No pretendo afrontar aquí detalladamente los problemas suscitados por ese procedimiento. Me limito a recordar que ya en 1956 el Papa Pío XII se preguntó sobre su licitud: lo hizo al comentar la posibilidad científica, entonces vislumbrada, del trasplante de córneas de animal al hombre. La respuesta que dio sigue siendo iluminadora también hoy: en principio -afirmo- la licitud de un xenotrasplante exige, por una parte, que el órgano trasplantado no menoscabe la integridad de la identidad psicológica o genética de la persona que lo recibe; y, por otra, que exista la comprobada posibilidad biológica de realizar con éxito ese trasplante, sin exponer al receptor a un riesgo excesivo (cf. Discurso a la Asociación italiana de donantes de córnea, clínicos oculistas y médicos forenses, 14 de mayo de 1956).
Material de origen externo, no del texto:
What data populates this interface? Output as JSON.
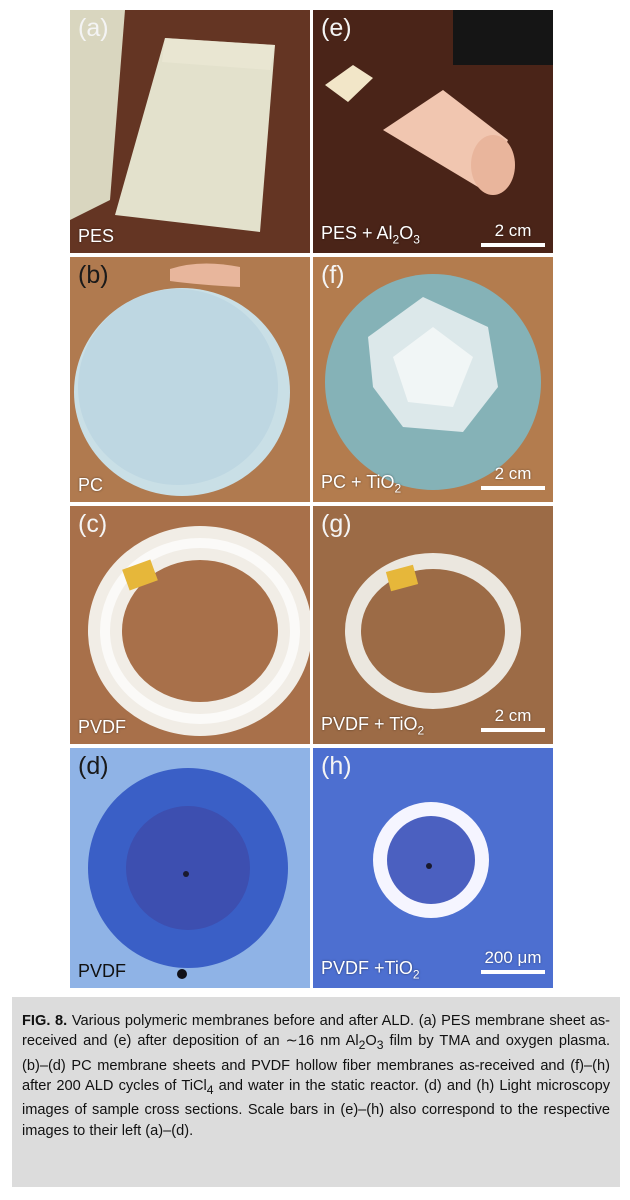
{
  "panels": {
    "a": {
      "letter": "(a)",
      "name": "PES"
    },
    "e": {
      "letter": "(e)",
      "name_prefix": "PES + Al",
      "sub1": "2",
      "name_mid": "O",
      "sub2": "3",
      "scale": "2 cm"
    },
    "b": {
      "letter": "(b)",
      "name": "PC"
    },
    "f": {
      "letter": "(f)",
      "name_prefix": "PC + TiO",
      "sub1": "2",
      "scale": "2 cm"
    },
    "c": {
      "letter": "(c)",
      "name": "PVDF"
    },
    "g": {
      "letter": "(g)",
      "name_prefix": "PVDF + TiO",
      "sub1": "2",
      "scale": "2 cm"
    },
    "d": {
      "letter": "(d)",
      "name": "PVDF"
    },
    "h": {
      "letter": "(h)",
      "name_prefix": "PVDF +TiO",
      "sub1": "2",
      "scale": "200 μm"
    }
  },
  "caption": {
    "label": "FIG. 8.",
    "part1": " Various polymeric membranes before and after ALD. (a) PES membrane sheet as-received and (e) after deposition of an ∼16 nm Al",
    "sub1": "2",
    "part2": "O",
    "sub2": "3",
    "part3": " film by TMA and oxygen plasma. (b)–(d) PC membrane sheets and PVDF hollow fiber membranes as-received and (f)–(h) after 200 ALD cycles of TiCl",
    "sub3": "4",
    "part4": " and water in the static reactor. (d) and (h) Light microscopy images of sample cross sections. Scale bars in (e)–(h) also correspond to the respective images to their left (a)–(d)."
  }
}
8. Al concluir, expreso mi esperanza de que la investigación científica y tecnológica en el campo de los trasplantes, gracias a la labor de tantas personas generosas y cualificadas, siga progresando y se extienda también a la experimentación de nuevas terapias alternativas al trasplante de órganos, como las prometedoras invenciones recientes en el área de las prótesis. De todos modos, se deberán evitar siempre los métodos que no respeten la dignidad y el valor de la persona. Pienso, en particular, en los intentos de donación humana con el fin de obtener órganos para trasplantes: esos procedimientos, al implicar la manipulación y destrucción de embriones humanos, no son moralmente aceptables, ni siquiera cuando su finalidad sea buena en sí misma. La ciencia permite entrever otras formas de intervención terapéutica, que no implicarían ni la donación ni la extracción de células embrionarias, dado que basta para ese fin la utilización de células estaminales extraíbles de organismos adultos. Esta es la dirección por donde deberá avanzar la investigación si quiere respetar la dignidad de todo ser humano, incluso en su fase embrionaria.
Para afrontar todas estas cuestiones, es importante la aportación de los filósofos y de los teólogos. Su reflexión sobre los problemas éticos relacionados con la terapia de los trasplantes, desarrollada con competencia y esmero, podrá ayudar a precisar mejor los criterios de juicio sobre los cuales basarse para valorar qué tipos de trasplante pueden considerarse moralmente admisibles y bajo qué condiciones, especialmente por lo que atañe a la salvaguarda de la identidad personal de cada individuo.
Espero que los líderes sociales, políticos y educativos renueven su compromiso de promover una auténtica cultura de generosidad y solidaridad. Es preciso sembrar en el corazón de todos, y especialmente en el de los jóvenes, un aprecio genuino y profundo de la necesidad del amor fraterno, un amor que puede expresarse en la elección de donar sus propios órganos.
Que el Señor os sostenga a cada uno de vosotros en vuestro trabajo y os guíe a servir al verdadero progreso humano. Acompaño este deseo con mi bendición.